Just so you aren't fooled into thinking we're living on easy street over here with two babies, today was ROUGH. Jackson is mid 6 week growth spurt, and not handling it well. He's unsettled, and hungry, and not sleeping, and just tough work! This morning, after trying to get him to sleep for over 30 minutes with no luck, I popped him and Ri into the car and we went for a drive. For 40 minutes. He slept, Riley played and talked and read stories, and I got a mental break. Riley must have known we were having an off day because she was really good all day long and she took a 3 hour nap. This little guy, on the other hand... did not do much of THIS.
It's hard because with Riley, when she was tough to get to sleep, I had the luxury to be able to hold her or sleep with her or basically do whatever it took to meet her needs. With Jackson, I just can't do that. And with only one baby, it's so much easier to deal with the lack of sleep, but with TWO babies, it's so hard to function during the day. When the little baby is up every hour during the night, and the toddler is up for the day before 6am, and they make it impossible for me to nap during the day... yikes, it can be a struggle. And the thing is, it took Riley TWENTY MONTHS to sleep through the night, so I'm not fooled into thinking that "this too shall pass" or that "this is just a phase" that I just have to get through with Jackson. Something has to change, and I'm just not sure what it is.
An overtired baby is NOT a happy baby. And the thing is, it's a vicious cycle. Overtired babies fight sleep, and then don't sleep well. And then when they don't sleep well, they get overtired, and on and on. And let's just say Jackson is one not very happy, very tired baby right now.

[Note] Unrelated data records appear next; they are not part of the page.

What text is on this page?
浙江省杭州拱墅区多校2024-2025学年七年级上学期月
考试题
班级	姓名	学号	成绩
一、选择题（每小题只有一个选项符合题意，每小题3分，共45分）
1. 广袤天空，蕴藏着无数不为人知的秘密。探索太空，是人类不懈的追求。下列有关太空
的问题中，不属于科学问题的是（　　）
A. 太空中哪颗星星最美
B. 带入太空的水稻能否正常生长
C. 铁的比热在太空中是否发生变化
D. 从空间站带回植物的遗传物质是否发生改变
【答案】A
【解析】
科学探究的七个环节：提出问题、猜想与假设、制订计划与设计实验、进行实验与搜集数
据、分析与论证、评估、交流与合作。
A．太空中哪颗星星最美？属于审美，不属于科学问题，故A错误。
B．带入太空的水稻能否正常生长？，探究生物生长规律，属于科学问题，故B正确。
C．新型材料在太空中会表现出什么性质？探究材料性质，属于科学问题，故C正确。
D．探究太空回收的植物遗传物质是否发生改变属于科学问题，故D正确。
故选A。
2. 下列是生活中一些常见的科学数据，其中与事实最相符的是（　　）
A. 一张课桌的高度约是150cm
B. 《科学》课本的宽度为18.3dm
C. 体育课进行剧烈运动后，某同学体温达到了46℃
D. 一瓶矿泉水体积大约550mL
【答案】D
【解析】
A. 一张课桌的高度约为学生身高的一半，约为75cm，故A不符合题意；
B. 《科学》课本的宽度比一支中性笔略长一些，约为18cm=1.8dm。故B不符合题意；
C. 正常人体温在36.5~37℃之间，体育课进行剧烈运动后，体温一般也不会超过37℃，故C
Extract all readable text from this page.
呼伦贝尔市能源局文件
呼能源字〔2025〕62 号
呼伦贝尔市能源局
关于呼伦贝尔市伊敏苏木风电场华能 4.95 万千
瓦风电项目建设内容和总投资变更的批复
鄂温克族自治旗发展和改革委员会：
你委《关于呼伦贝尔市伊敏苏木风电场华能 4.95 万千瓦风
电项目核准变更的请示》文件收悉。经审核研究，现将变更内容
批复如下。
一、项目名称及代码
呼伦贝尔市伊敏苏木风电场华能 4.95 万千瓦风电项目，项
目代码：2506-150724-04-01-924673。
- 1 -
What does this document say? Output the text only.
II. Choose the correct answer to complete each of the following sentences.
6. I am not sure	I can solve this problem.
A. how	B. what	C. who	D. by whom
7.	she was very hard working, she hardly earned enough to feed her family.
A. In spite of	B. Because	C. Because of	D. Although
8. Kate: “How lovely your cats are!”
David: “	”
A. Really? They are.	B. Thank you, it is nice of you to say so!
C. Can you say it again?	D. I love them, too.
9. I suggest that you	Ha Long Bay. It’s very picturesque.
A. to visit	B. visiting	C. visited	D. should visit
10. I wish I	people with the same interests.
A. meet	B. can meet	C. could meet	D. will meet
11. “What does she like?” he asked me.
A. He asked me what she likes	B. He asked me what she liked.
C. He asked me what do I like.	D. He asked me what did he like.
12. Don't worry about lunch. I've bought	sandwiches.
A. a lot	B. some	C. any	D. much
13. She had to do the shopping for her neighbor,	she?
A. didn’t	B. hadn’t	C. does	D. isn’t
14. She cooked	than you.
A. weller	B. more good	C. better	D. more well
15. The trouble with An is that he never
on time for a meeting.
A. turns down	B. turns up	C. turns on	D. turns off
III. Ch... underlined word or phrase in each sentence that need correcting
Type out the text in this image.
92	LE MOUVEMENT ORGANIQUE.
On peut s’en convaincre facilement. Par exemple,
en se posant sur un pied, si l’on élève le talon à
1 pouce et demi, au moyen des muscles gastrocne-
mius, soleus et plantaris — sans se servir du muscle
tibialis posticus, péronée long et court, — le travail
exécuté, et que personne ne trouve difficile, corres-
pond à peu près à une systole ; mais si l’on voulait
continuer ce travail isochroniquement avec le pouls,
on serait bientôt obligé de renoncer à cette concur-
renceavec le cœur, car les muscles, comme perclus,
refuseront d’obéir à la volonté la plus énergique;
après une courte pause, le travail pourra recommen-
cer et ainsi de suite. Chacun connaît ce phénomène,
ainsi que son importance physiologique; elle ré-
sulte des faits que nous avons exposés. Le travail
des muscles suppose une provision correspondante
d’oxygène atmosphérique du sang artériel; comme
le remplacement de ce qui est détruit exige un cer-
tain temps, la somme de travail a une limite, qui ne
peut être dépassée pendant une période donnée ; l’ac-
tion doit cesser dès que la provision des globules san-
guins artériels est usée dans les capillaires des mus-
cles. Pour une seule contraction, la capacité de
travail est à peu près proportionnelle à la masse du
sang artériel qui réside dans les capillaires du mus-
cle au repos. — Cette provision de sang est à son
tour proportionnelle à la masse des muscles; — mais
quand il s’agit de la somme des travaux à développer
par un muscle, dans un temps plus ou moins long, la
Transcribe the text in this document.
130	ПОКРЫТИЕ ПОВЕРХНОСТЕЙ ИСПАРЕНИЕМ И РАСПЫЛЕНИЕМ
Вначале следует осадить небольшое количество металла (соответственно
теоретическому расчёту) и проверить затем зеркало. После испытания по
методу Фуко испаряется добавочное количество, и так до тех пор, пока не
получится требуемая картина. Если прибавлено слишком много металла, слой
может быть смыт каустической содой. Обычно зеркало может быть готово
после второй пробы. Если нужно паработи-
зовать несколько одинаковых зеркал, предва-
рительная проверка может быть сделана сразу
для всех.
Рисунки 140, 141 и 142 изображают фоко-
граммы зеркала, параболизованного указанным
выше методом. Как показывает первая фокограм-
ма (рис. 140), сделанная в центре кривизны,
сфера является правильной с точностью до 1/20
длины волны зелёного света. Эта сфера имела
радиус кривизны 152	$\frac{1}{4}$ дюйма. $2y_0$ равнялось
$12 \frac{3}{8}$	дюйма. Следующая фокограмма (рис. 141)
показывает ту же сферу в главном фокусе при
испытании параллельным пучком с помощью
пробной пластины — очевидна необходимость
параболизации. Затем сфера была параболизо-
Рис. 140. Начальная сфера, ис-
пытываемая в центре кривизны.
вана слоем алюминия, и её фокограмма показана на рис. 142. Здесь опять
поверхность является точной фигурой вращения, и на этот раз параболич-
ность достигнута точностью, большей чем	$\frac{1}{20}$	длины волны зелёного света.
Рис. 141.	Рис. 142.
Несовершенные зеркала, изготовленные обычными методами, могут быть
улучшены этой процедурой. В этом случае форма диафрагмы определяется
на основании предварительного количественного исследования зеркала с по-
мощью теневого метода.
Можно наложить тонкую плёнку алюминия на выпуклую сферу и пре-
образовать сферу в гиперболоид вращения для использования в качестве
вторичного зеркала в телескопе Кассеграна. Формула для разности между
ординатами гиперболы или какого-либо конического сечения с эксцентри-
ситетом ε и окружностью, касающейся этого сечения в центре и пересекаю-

In fact, right this moment as I type, Mark is pushing him around the house in the stroller since all other methods to get him to sleep have failed. He's alternating between being quiet and yawning, and screaming. But not yet sleeping.
It's hard because I want to do what's best for Jackson, and I want to do what's best for Riley as well. But how do I do both? Do I spend hours each day with Jackson trying to get him to sleep, and unable to spend that quality time with Riley? Do I let Jackson cry a bit, so that I can give Riley enough attention during the day? I'm trying a bunch of different things to see what works best for me, and for us as a family.
But today, I just felt... defeated. Jackson cried. A lot. If I wasn't holding him or feeding him, he was crying. And even if I was holding him, often he was crying. Riley had to spend way too much time entertaining herself, or playing with the ipad, with not enough attention from me. I was so exhausted and impatient. And questioning myself. Should we stop swaddling him since he seems to be getting too hot? Should we swaddle him tighter since he can break free? Is he awake too long? Should we put him in his crib? Or keep him in the rock 'n play? Should we move him out of our room? Should I space out his feedings? Should I just wear him in the MOBY wrap all day? Is he going through a growth spurt? WHAT IS HAPPENING?
Or, maybe today was a fluke, maybe he's just struggling his way through a growth spurt, and all will be easier tomorrow Or the next day. At least it's a weekend, and I have some back-up. Days like these make being far far away from your family harder than ever.